Although boardroom diversity is increasing, women remain underrepresented and the progress is slow. It is going to take years before we see an appropriate gender balance. 

Providing executive coaching and advocating for the best-qualified candidate is one of the more rewarding aspects of my advisory practice.  It isn’t about finding a diverse candidate, it’s about finding the best candidate who happens to be diverse. 

What advice would you give to someone wanting to make a career change like this?

Prepare not only financially but also emotionally and spiritually for this major change and have patience.

Don’t try to do it alone; have a network of friends and family to support you.  My husband has been supportive of my plans and given he made a similar transition 10 years ago; he’s provided me with valuable advice and helped me be patient through it all. I’ve also developed a strong network of colleagues and friends who are advocates for me and I continuously engage with them regarding networking, business opportunities and socializing. 

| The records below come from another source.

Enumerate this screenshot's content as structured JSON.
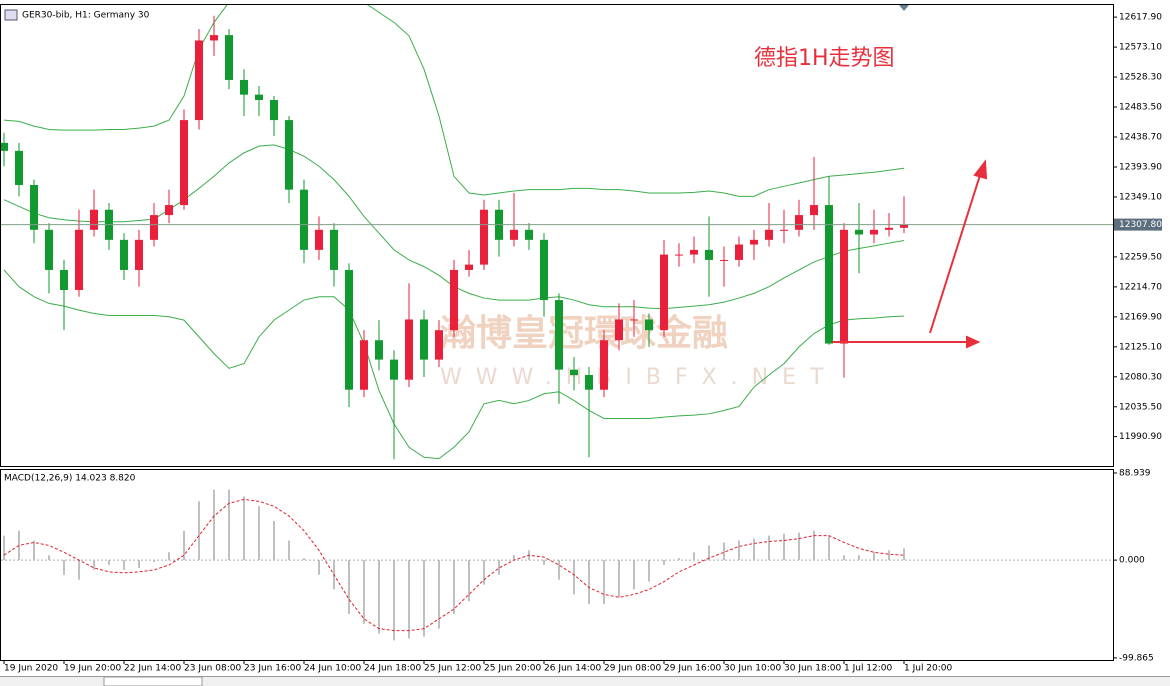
{
  "chart_data": [
    {
      "type": "candlestick",
      "title": "GER30-bib, H1:  Germany 30",
      "annotation": "德指1H走势图",
      "watermark": [
        "瀚博皇冠環球金融",
        "WWW.HBIBFX.NET"
      ],
      "categories": [
        "19 Jun 2020",
        null,
        null,
        null,
        "19 Jun 20:00",
        null,
        null,
        null,
        "22 Jun 14:00",
        null,
        null,
        null,
        "23 Jun 08:00",
        null,
        null,
        null,
        "23 Jun 16:00",
        null,
        null,
        null,
        "24 Jun 10:00",
        null,
        null,
        null,
        "24 Jun 18:00",
        null,
        null,
        null,
        "25 Jun 12:00",
        null,
        null,
        null,
        "25 Jun 20:00",
        null,
        null,
        null,
        "26 Jun 14:00",
        null,
        null,
        null,
        "29 Jun 08:00",
        null,
        null,
        null,
        "29 Jun 16:00",
        null,
        null,
        null,
        "30 Jun 10:00",
        null,
        null,
        null,
        "30 Jun 18:00",
        null,
        null,
        null,
        "1 Jul 12:00",
        null,
        null,
        null,
        "1 Jul 20:00"
      ],
      "open": [
        12430,
        12418,
        12367,
        12300,
        12240,
        12210,
        12300,
        12330,
        12285,
        12240,
        12285,
        12322,
        12337,
        12464,
        12583,
        12591,
        12524,
        12502,
        12494,
        12464,
        12360,
        12270,
        12300,
        12240,
        12061,
        12135,
        12106,
        12076,
        12166,
        12106,
        12150,
        12240,
        12248,
        12330,
        12285,
        12300,
        12285,
        12195,
        12091,
        12083,
        12061,
        12135,
        12166,
        12166,
        12150,
        12263,
        12263,
        12270,
        12255,
        12255,
        12278,
        12285,
        12300,
        12300,
        12322,
        12337,
        12130,
        12300,
        12293,
        12300,
        12303
      ],
      "high": [
        12445,
        12430,
        12375,
        12310,
        12255,
        12330,
        12360,
        12340,
        12295,
        12300,
        12340,
        12360,
        12480,
        12600,
        12620,
        12600,
        12540,
        12515,
        12500,
        12470,
        12375,
        12320,
        12310,
        12250,
        12150,
        12165,
        12120,
        12220,
        12180,
        12165,
        12255,
        12270,
        12345,
        12345,
        12355,
        12310,
        12295,
        12205,
        12110,
        12095,
        12150,
        12190,
        12195,
        12175,
        12285,
        12280,
        12290,
        12320,
        12275,
        12290,
        12300,
        12340,
        12330,
        12345,
        12409,
        12380,
        12310,
        12340,
        12330,
        12325,
        12350
      ],
      "low": [
        12395,
        12350,
        12280,
        12205,
        12150,
        12200,
        12290,
        12270,
        12225,
        12215,
        12275,
        12310,
        12330,
        12450,
        12560,
        12510,
        12470,
        12470,
        12440,
        12340,
        12250,
        12255,
        12215,
        12035,
        12050,
        12090,
        11957,
        12065,
        12080,
        12095,
        12140,
        12230,
        12240,
        12260,
        12275,
        12270,
        12170,
        12040,
        12060,
        11960,
        12050,
        12120,
        12140,
        12125,
        12140,
        12245,
        12250,
        12200,
        12215,
        12245,
        12255,
        12275,
        12280,
        12290,
        12300,
        12128,
        12079,
        12235,
        12280,
        12290,
        12295
      ],
      "close": [
        12418,
        12367,
        12300,
        12240,
        12210,
        12300,
        12330,
        12285,
        12240,
        12285,
        12322,
        12337,
        12464,
        12583,
        12591,
        12524,
        12502,
        12494,
        12464,
        12360,
        12270,
        12300,
        12240,
        12061,
        12135,
        12106,
        12076,
        12166,
        12106,
        12150,
        12240,
        12248,
        12330,
        12285,
        12300,
        12285,
        12195,
        12091,
        12083,
        12061,
        12135,
        12166,
        12166,
        12150,
        12263,
        12263,
        12270,
        12255,
        12255,
        12278,
        12285,
        12300,
        12300,
        12322,
        12337,
        12130,
        12300,
        12293,
        12300,
        12303,
        12308
      ],
      "up_color": "#e8203c",
      "down_color": "#129a30",
      "series": [
        {
          "color": "#3cae4a",
          "values": [
            12464,
            12462,
            12455,
            12450,
            12449,
            12449,
            12449,
            12450,
            12450,
            12452,
            12455,
            12464,
            12500,
            12570,
            12610,
            12640,
            12660,
            12670,
            12670,
            12670,
            12670,
            12665,
            12660,
            12650,
            12640,
            12625,
            12610,
            12590,
            12540,
            12470,
            12380,
            12355,
            12352,
            12355,
            12358,
            12360,
            12360,
            12360,
            12362,
            12362,
            12360,
            12360,
            12358,
            12355,
            12355,
            12355,
            12356,
            12358,
            12355,
            12350,
            12350,
            12360,
            12365,
            12370,
            12375,
            12380,
            12382,
            12384,
            12386,
            12389,
            12392
          ]
        },
        {
          "color": "#3cae4a",
          "values": [
            12345,
            12335,
            12325,
            12318,
            12315,
            12313,
            12312,
            12312,
            12312,
            12314,
            12316,
            12330,
            12345,
            12362,
            12380,
            12400,
            12415,
            12425,
            12427,
            12420,
            12410,
            12395,
            12375,
            12350,
            12320,
            12295,
            12270,
            12255,
            12245,
            12232,
            12215,
            12205,
            12198,
            12195,
            12195,
            12195,
            12198,
            12200,
            12195,
            12188,
            12185,
            12185,
            12185,
            12183,
            12182,
            12184,
            12186,
            12188,
            12192,
            12198,
            12205,
            12215,
            12228,
            12240,
            12252,
            12260,
            12268,
            12272,
            12276,
            12280,
            12284
          ]
        },
        {
          "color": "#3cae4a",
          "values": [
            12240,
            12215,
            12200,
            12190,
            12186,
            12180,
            12175,
            12172,
            12172,
            12172,
            12172,
            12170,
            12165,
            12140,
            12115,
            12093,
            12100,
            12140,
            12165,
            12180,
            12195,
            12200,
            12200,
            12180,
            12130,
            12060,
            12010,
            11975,
            11960,
            11958,
            11975,
            11998,
            12040,
            12045,
            12040,
            12045,
            12055,
            12058,
            12045,
            12030,
            12018,
            12018,
            12018,
            12018,
            12020,
            12022,
            12023,
            12025,
            12030,
            12036,
            12065,
            12083,
            12100,
            12125,
            12145,
            12158,
            12165,
            12167,
            12168,
            12170,
            12171
          ]
        }
      ],
      "current_price": {
        "value": 12307.8,
        "label": "12307.80"
      },
      "ylim": [
        11947,
        12636
      ],
      "yticks": [
        {
          "value": 12617.9,
          "label": "12617.90"
        },
        {
          "value": 12573.1,
          "label": "12573.10"
        },
        {
          "value": 12528.3,
          "label": "12528.30"
        },
        {
          "value": 12483.5,
          "label": "12483.50"
        },
        {
          "value": 12438.7,
          "label": "12438.70"
        },
        {
          "value": 12393.9,
          "label": "12393.90"
        },
        {
          "value": 12349.1,
          "label": "12349.10"
        },
        {
          "value": 12259.5,
          "label": "12259.50"
        },
        {
          "value": 12214.7,
          "label": "12214.70"
        },
        {
          "value": 12169.9,
          "label": "12169.90"
        },
        {
          "value": 12125.1,
          "label": "12125.10"
        },
        {
          "value": 12080.3,
          "label": "12080.30"
        },
        {
          "value": 12035.5,
          "label": "12035.50"
        },
        {
          "value": 11990.9,
          "label": "11990.90"
        }
      ]
    },
    {
      "type": "macd",
      "label": "MACD(12,26,9) 14.023 8.820",
      "histogram": {
        "color": "#c0c0c0",
        "values": [
          25,
          30,
          20,
          5,
          -15,
          -20,
          -10,
          -5,
          -10,
          -8,
          -2,
          8,
          30,
          60,
          72,
          72,
          65,
          55,
          40,
          20,
          2,
          -15,
          -30,
          -55,
          -65,
          -75,
          -82,
          -80,
          -78,
          -70,
          -55,
          -42,
          -25,
          -15,
          5,
          10,
          -5,
          -20,
          -35,
          -45,
          -45,
          -38,
          -30,
          -22,
          -5,
          2,
          8,
          15,
          18,
          20,
          22,
          25,
          27,
          28,
          30,
          25,
          5,
          5,
          8,
          10,
          12
        ]
      },
      "signal": {
        "color": "#e0202c",
        "values": [
          5,
          15,
          18,
          15,
          8,
          0,
          -8,
          -12,
          -13,
          -12,
          -10,
          -5,
          5,
          25,
          45,
          58,
          62,
          60,
          55,
          45,
          30,
          10,
          -15,
          -40,
          -60,
          -70,
          -72,
          -72,
          -70,
          -60,
          -50,
          -35,
          -20,
          -8,
          0,
          5,
          3,
          -5,
          -15,
          -28,
          -35,
          -38,
          -35,
          -30,
          -22,
          -12,
          -5,
          2,
          8,
          14,
          17,
          19,
          20,
          22,
          25,
          25,
          18,
          12,
          8,
          6,
          5
        ]
      },
      "ylim": [
        -102,
        92
      ],
      "yticks": [
        {
          "value": 88.939,
          "label": "88.939"
        },
        {
          "value": 0,
          "label": "0.000"
        },
        {
          "value": -99.865,
          "label": "-99.865"
        }
      ]
    }
  ]
}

Have a plan and let that plan include some time after your official retirement date to enjoy yourself.  A friend told me to take six months and just do what I wanted when I wanted with no deadlines to meet.  Being true to my personality, I can’t say I was exactly that carefree but I did give myself a break when my plan took longer to execute than I expected. 

I would remind people at this transition point, you worked hard for many years to get to this opportunity of freedom and flexibility we call “retirement," enjoy it, you’ve earned it.   

How does your Scranton education continue to influence your day to day life? 

The University of Scranton was instrumental in encouraging and instilling in me the foundation of giving back as well as the importance of education and being a life-long learner.  My passion and focus for my volunteer efforts is a combination of these.  Working to ensure quality education is available for every child in our community -- no matter their socioeconomic position -- has influenced where I volunteer my time and commit my resources.

I’ve volunteered for more than 10 years with a literacy program that focuses on developing the reading skills of children faced with homelessness and most recently I’ve been fortunate to have the time and resources to take on the role of Chairperson of an educational foundation in our community. 

A favorite quote of mine is by Condoleezza Rice “Deal with the world as it IS but never stop working towards the world as it SHOULD be.”